3月26日(金)S 三匹の犬第1回公演 pit北/区域  

「現実はきびしく私たちは若い けれど要求は唐突で 思い切るという手もあるかもしれない」(作・演出:鈴江俊郎)。金子岳憲(ハイパイ)と光瀬指絵(ニッポンの河川)の二人芝居。舞台奥にはサキソンフォン奏者(森亜希子)。”回転寿司のホッキ貝の寿司と普天間の基地とどっちが大事なの”反戦・平和運動活動家は同棲していた普通の女に問い詰められる。女は活動家の機関紙配りとか、会議、集会への日夜が理解できない。とうとう破綻、女は表に引越しトラックを1時間だけ待たせて、最後の男の説得・懇願に応ずる。結局、活動家も最後には自信をなくして、説得できず、女は心の底では説得されたいのに事態は変らなかった。この芝居は鈴江独特の視角で今の政治・グローバリズムに圧倒されて、個人の存在が危うくなっている状況を告発し、客ととも考えたいというメッセージを持つが、二人の役者の光速会話、光瀬の破壊的身体演技が、話はシリアスだが、舞台をさらっていて小難しい芝居にしない。鈴江のキャリアがものを言う。芝居の息継ぎにサキソフォンが演奏されて、しゃれてもいるし、活動家と人民というちょっと古い構図が蘇っているともいえる。近頃、珍しいタイプの芝居で興味深かった。今の若い人たちがすべて政治アパシーだと決め付けるのは誤りだと思わせる説得力があった。

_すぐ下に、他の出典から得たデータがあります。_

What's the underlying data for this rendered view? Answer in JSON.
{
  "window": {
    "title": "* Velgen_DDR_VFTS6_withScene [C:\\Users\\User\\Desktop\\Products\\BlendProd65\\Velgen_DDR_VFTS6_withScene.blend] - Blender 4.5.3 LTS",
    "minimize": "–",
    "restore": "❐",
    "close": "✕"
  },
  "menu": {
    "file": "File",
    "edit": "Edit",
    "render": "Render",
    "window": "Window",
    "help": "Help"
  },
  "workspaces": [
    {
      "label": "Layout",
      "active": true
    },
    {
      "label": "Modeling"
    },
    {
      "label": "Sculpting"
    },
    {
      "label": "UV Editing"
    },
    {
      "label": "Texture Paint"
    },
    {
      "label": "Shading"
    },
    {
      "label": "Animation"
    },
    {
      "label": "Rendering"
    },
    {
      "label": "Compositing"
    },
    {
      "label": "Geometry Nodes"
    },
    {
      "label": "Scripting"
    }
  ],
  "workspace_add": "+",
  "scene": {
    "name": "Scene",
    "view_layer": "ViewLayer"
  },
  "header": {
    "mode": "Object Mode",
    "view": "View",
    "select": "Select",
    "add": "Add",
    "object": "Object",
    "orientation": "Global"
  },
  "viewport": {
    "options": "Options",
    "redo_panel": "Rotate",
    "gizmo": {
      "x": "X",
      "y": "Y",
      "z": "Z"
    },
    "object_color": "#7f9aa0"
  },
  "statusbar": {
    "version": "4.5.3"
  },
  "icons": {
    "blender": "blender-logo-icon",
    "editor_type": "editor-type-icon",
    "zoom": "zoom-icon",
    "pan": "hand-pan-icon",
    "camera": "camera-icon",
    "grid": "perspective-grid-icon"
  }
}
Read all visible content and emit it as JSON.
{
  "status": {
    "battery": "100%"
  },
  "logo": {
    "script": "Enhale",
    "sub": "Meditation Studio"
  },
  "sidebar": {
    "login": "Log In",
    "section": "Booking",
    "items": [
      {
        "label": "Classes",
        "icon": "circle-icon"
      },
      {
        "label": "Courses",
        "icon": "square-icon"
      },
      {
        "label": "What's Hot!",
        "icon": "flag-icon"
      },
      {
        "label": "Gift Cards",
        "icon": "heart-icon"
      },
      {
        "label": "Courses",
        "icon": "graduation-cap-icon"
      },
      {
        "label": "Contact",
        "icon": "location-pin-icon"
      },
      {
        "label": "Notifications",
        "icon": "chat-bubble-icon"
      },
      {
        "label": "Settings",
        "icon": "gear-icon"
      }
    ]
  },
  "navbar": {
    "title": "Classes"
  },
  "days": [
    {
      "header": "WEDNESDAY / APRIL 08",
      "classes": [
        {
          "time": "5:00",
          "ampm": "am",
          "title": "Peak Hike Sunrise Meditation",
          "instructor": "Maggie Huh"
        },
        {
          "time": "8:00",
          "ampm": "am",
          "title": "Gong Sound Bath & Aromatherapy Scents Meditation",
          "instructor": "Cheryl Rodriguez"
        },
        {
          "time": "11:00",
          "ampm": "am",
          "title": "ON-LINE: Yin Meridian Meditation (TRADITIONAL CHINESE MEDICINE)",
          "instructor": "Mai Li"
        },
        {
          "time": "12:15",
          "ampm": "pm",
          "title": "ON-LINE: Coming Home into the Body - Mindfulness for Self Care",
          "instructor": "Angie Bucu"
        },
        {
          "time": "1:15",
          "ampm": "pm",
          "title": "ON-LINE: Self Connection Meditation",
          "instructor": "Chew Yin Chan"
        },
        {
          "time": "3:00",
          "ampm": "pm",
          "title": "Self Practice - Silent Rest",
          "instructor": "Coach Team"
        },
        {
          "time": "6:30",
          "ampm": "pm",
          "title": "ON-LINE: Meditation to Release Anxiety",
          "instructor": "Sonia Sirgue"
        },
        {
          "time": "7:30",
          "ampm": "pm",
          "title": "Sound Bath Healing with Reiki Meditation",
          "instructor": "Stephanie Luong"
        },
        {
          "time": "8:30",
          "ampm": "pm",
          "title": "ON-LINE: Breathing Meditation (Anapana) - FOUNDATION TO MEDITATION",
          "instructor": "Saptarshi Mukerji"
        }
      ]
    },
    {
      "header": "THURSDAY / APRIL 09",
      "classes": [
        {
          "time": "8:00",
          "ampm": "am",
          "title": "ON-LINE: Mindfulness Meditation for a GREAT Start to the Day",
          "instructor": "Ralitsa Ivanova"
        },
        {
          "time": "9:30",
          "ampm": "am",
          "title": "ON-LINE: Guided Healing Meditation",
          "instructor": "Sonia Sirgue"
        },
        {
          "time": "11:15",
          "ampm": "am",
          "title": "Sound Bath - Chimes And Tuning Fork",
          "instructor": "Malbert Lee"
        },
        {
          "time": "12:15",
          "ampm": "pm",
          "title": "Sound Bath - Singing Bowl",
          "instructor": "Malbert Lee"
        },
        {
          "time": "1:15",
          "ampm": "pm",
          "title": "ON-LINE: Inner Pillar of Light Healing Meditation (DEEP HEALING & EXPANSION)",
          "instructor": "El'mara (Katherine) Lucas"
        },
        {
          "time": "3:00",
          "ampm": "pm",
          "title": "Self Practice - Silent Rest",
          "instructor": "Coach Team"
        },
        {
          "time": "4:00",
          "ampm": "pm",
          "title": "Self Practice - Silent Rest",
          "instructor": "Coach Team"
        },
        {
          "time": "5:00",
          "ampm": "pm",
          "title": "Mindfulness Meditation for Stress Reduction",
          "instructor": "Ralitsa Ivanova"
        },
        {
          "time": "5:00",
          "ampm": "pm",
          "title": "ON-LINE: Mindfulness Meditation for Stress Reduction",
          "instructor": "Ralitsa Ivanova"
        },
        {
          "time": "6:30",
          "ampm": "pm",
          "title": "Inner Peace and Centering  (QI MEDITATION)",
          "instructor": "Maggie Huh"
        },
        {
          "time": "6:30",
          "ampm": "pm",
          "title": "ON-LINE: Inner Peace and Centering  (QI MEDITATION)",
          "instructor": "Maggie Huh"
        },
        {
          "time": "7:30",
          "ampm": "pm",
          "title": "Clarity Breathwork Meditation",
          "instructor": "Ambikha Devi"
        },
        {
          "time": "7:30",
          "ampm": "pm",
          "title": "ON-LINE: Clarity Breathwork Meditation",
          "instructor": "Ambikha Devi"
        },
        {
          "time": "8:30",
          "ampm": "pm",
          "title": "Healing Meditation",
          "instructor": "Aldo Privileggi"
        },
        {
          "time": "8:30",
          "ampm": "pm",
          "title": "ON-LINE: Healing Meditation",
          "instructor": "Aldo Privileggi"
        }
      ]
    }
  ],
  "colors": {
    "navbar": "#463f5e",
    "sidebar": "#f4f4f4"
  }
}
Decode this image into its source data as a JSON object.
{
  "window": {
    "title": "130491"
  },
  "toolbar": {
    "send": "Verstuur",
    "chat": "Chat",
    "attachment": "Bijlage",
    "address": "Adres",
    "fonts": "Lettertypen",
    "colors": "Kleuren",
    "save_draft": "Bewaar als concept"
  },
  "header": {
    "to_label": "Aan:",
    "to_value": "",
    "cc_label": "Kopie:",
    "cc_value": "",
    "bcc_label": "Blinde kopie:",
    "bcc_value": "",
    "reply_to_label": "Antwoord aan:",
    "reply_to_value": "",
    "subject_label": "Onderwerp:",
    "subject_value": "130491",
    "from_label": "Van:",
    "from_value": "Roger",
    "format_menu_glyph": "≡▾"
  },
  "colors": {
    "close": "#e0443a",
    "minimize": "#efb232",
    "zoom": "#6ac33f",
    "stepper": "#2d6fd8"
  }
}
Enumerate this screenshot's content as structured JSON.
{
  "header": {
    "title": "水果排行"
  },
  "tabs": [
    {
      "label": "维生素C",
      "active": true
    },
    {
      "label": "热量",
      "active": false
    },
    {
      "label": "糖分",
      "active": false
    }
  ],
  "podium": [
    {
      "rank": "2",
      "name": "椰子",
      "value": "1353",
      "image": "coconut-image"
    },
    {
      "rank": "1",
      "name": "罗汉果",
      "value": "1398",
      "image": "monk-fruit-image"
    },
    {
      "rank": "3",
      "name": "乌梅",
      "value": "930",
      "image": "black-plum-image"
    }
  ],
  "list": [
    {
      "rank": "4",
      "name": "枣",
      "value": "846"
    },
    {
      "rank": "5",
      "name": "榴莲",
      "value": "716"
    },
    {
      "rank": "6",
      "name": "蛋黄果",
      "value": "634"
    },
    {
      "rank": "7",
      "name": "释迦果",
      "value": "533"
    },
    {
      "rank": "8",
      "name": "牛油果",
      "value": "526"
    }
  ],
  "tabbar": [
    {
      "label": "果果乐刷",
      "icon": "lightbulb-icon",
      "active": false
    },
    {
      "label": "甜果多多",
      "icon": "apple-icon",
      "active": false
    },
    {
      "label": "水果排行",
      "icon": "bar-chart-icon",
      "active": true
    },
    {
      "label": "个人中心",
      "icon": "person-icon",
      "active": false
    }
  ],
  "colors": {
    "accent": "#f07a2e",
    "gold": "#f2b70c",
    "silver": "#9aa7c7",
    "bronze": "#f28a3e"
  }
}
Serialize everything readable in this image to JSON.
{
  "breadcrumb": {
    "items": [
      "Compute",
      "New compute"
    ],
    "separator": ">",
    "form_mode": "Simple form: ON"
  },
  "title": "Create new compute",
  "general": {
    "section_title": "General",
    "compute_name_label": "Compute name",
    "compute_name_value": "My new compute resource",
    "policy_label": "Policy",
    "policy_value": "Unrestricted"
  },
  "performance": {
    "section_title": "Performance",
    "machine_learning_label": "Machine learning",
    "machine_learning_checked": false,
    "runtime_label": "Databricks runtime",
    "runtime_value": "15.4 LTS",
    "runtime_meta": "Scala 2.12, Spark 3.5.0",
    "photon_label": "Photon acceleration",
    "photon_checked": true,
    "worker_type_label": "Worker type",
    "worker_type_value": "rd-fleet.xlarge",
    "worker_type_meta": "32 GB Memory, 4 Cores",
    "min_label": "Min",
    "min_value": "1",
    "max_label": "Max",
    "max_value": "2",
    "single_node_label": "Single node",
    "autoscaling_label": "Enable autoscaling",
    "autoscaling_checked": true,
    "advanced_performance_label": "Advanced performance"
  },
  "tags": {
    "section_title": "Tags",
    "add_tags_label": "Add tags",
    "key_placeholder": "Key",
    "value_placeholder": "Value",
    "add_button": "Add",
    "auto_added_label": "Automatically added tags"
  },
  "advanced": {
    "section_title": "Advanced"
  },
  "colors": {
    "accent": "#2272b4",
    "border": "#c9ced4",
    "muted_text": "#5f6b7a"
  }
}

▼ブログに結構時間をとられる。ヴァンクーバーの中島君からメールの返信。ヴァンクーバーもオリンピックが終わって、侘しい静かな中小都市にかえったそうだ。CTで「百年の孤独」。副都心線・丸の内線・南北線で王子へ。最初北トピアの中だと感違いしたが、pit北/区域は別の場所だった。妙な建物で、舞台は二階から見下ろすか、下で観るか選ぶ。帰宅、オニオン。ポークソテイ。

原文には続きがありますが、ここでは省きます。